34 So. 2d 313 | Ala. | 1948
The appellees are substituted plaintiffs, as the heirs and administrator of L. M. Cooper, the original plaintiff, who died intestate after instituting this litigation to enforce a redemption in lands owned by his intestate father, W. P. Cooper, who predeceased L. M.
This is a second appeal and proceeds from the decree of the trial court overruling demurrer to the bill as last amended. The first appeal is reported in
The case made by the bill is: W. P. Cooper mortgaged the lands in 1934 to Robert Land, the mortgage maturing November 1, 1934. Default, however, was not declared at maturity of the debt by any proceedings to foreclose, and on October 28, 1937, the mortgagor, W. P. Cooper and wife, and Robert Land entered into a written contract (exhibited) to sell to Long-Bell Lumber Company 666,000 feet of timber for a cash consideration of $2,000, with an additional option of the lumber company to cut more timber at $3.00 a thousand feet. The $2,000 was paid to Land on the mortgage debt and the contract provided that should the company exercise its option to cut the additional footage, the first $700, with interest from the date of the contract, accruing from the additional cutting should be paid to Land in satisfaction of the balance of his mortgage debt and the remaining accruals should thereafter be paid to W. P. Cooper. The option of the lumber company to harvest the additional timber was for a period of five years from the date of the contract, October 28, 1937, and the timber contract, as averred, "was entered into at the request of respondent, Robert Land, for the purpose of paying and satisfying the said mortgage indebtedness and for the further purpose of arriving at and agreeing upon the balance due on said indebtedness by the said W. P. Cooper * * * the maturity date of said mortgage was on said date, to-wit, October 28, 1937, extended by the respondent, Robert Land, for five years from October 28, 1937 * * * and that the respondent, Robert Land, did on said date, to-wit, October 28, 1937, agree with W. P. Cooper not to foreclose said mortgage until five years from said date * * *."

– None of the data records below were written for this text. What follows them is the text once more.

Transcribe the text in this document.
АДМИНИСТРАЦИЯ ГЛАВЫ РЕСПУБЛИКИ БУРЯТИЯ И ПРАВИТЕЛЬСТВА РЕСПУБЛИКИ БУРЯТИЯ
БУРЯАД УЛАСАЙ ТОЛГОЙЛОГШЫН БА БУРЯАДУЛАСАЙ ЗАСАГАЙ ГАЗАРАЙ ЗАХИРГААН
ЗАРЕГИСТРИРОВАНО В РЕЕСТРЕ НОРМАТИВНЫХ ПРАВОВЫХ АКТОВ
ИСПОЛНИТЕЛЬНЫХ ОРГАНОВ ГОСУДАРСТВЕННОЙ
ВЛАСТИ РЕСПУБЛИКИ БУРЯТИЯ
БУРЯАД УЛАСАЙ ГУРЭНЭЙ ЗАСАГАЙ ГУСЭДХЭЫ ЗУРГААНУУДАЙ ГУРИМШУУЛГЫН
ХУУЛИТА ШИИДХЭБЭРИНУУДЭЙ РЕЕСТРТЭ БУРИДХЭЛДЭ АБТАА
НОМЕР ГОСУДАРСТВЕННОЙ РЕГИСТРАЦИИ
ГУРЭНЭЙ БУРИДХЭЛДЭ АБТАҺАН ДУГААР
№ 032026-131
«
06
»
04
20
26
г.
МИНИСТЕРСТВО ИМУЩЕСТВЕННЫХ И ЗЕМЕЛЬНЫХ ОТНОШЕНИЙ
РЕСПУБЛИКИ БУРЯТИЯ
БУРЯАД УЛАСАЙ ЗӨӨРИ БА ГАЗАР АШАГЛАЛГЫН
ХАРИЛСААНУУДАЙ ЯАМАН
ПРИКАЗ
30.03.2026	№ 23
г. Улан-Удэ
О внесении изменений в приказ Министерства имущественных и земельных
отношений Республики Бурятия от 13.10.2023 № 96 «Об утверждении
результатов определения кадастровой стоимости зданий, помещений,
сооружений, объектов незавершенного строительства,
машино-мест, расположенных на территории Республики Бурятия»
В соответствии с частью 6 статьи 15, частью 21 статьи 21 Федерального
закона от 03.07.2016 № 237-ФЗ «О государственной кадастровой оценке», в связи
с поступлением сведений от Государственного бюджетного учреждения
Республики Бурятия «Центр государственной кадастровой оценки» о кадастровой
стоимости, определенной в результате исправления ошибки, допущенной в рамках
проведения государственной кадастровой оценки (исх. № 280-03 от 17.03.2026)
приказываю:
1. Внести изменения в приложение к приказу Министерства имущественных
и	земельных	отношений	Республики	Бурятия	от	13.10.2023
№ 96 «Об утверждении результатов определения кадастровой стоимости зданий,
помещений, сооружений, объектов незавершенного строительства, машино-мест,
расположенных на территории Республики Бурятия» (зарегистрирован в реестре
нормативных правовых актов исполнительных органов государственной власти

W. P. Cooper died intestate in 1938, survived by his widow and ten children, including the plaintiff son, L. M. Cooper. Land, in disregard of the alleged extension agreement, foreclosed his mortgage August 23, 1939, becoming the purchaser at the foreclosure sale, though the lumber company had the right until October, 1942, to exercise the option to cut the additional timber which was ample in supply to furnish sufficient returns to pay off the balance of the mortgage.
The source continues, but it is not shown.